The Bank of Canada has selected two new deputies for full-time positions on its rate-setting governing council.
Marc-Andre Gosselin, who has worked at the bank since 1999, will "oversee analysis of domestic economic developments" and join council in May. Nicolas Vincent, will join the council full-time in August. Since 2023, he's served as a so-called external deputy governor in a part-time role.
Vincent will "oversee the analysis of international economic developments and serve as the bank's G-7 and G-20 deputy," and the bank said it will "launch a recruitment process" to find another outsider to fill the external position on council.
The appointments fill vacancies left by Sharon Kozicki, who will retire in July, and Rhys Mendes, who was the first non-white member of governing council and is departing this month.
At the end of 2024, the central bank expanded its rate-setting council to seven people, including two so-called external deputy governors.

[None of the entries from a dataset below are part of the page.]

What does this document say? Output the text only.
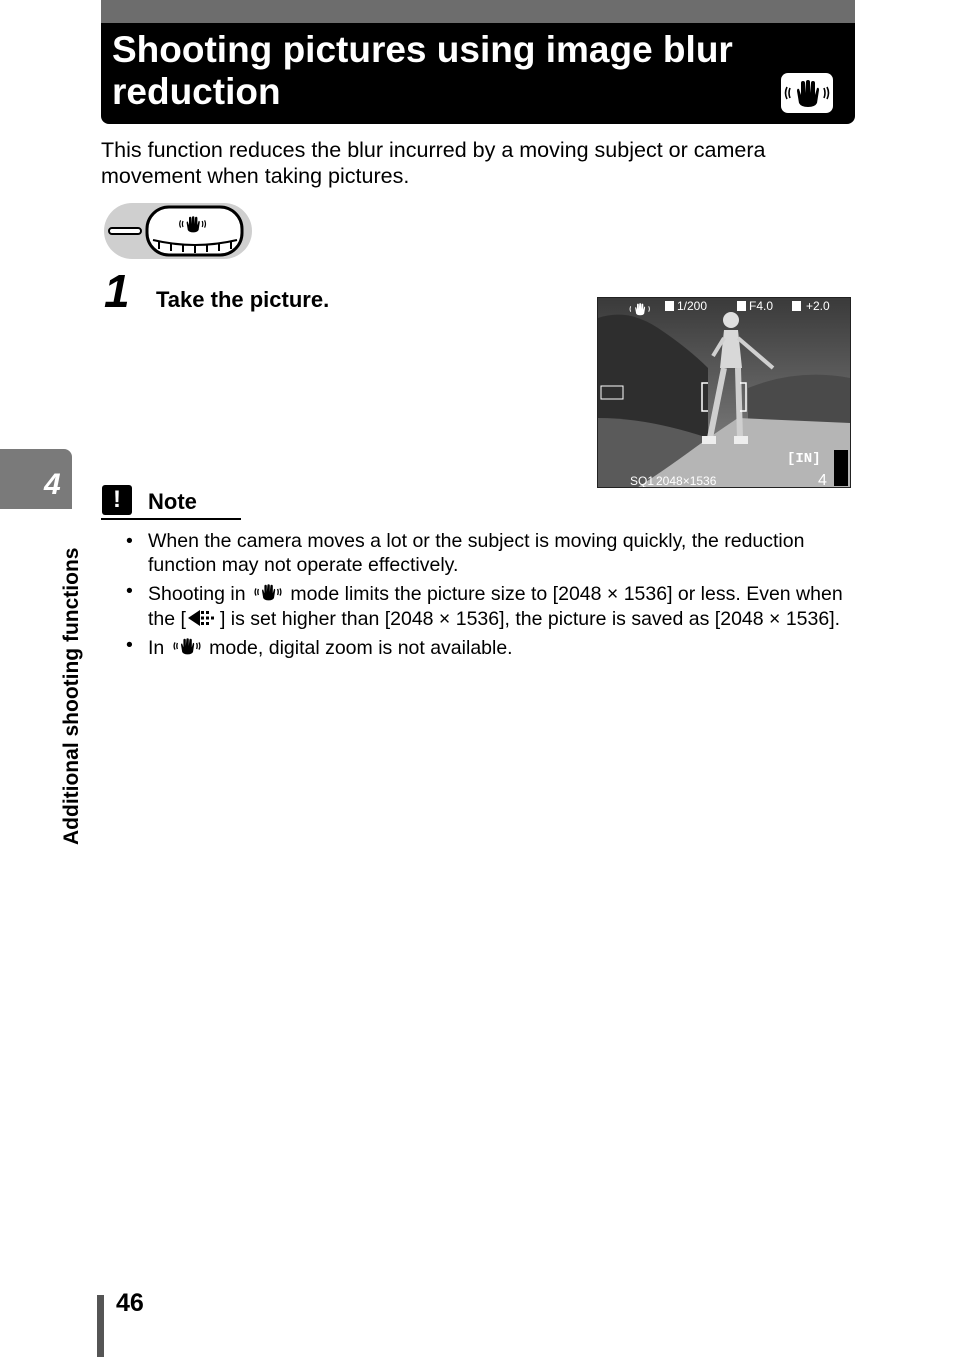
Shooting pictures using image blur reduction

This function reduces the blur incurred by a moving subject or camera movement when taking pictures.

1 Take the picture.	1/200	F4.0	+2.0
[IN]
SQ1 2048×1536	4
4
Additional shooting functions
!	Note
• When the camera moves a lot or the subject is moving quickly, the reduction function may not operate effectively.
• Shooting in  mode limits the picture size to [2048 × 1536] or less. Even when the [ ] is set higher than [2048 × 1536], the picture is saved as [2048 × 1536].
• In  mode, digital zoom is not available.
46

The appointments increase the membership of council members from the French-speaking province of Quebec. Vincent was born in Trois-Rivieres, and Gosselin, like Governor Tiff Macklem, was born in Montreal.
Gosselin has co-authored multiple staff research papers with the central bank, including on the relationship between earnings calls and the output gap and inflation. He co-wrote a paper titled "Exploring the potential benefits of inflation overshooting" in 2021.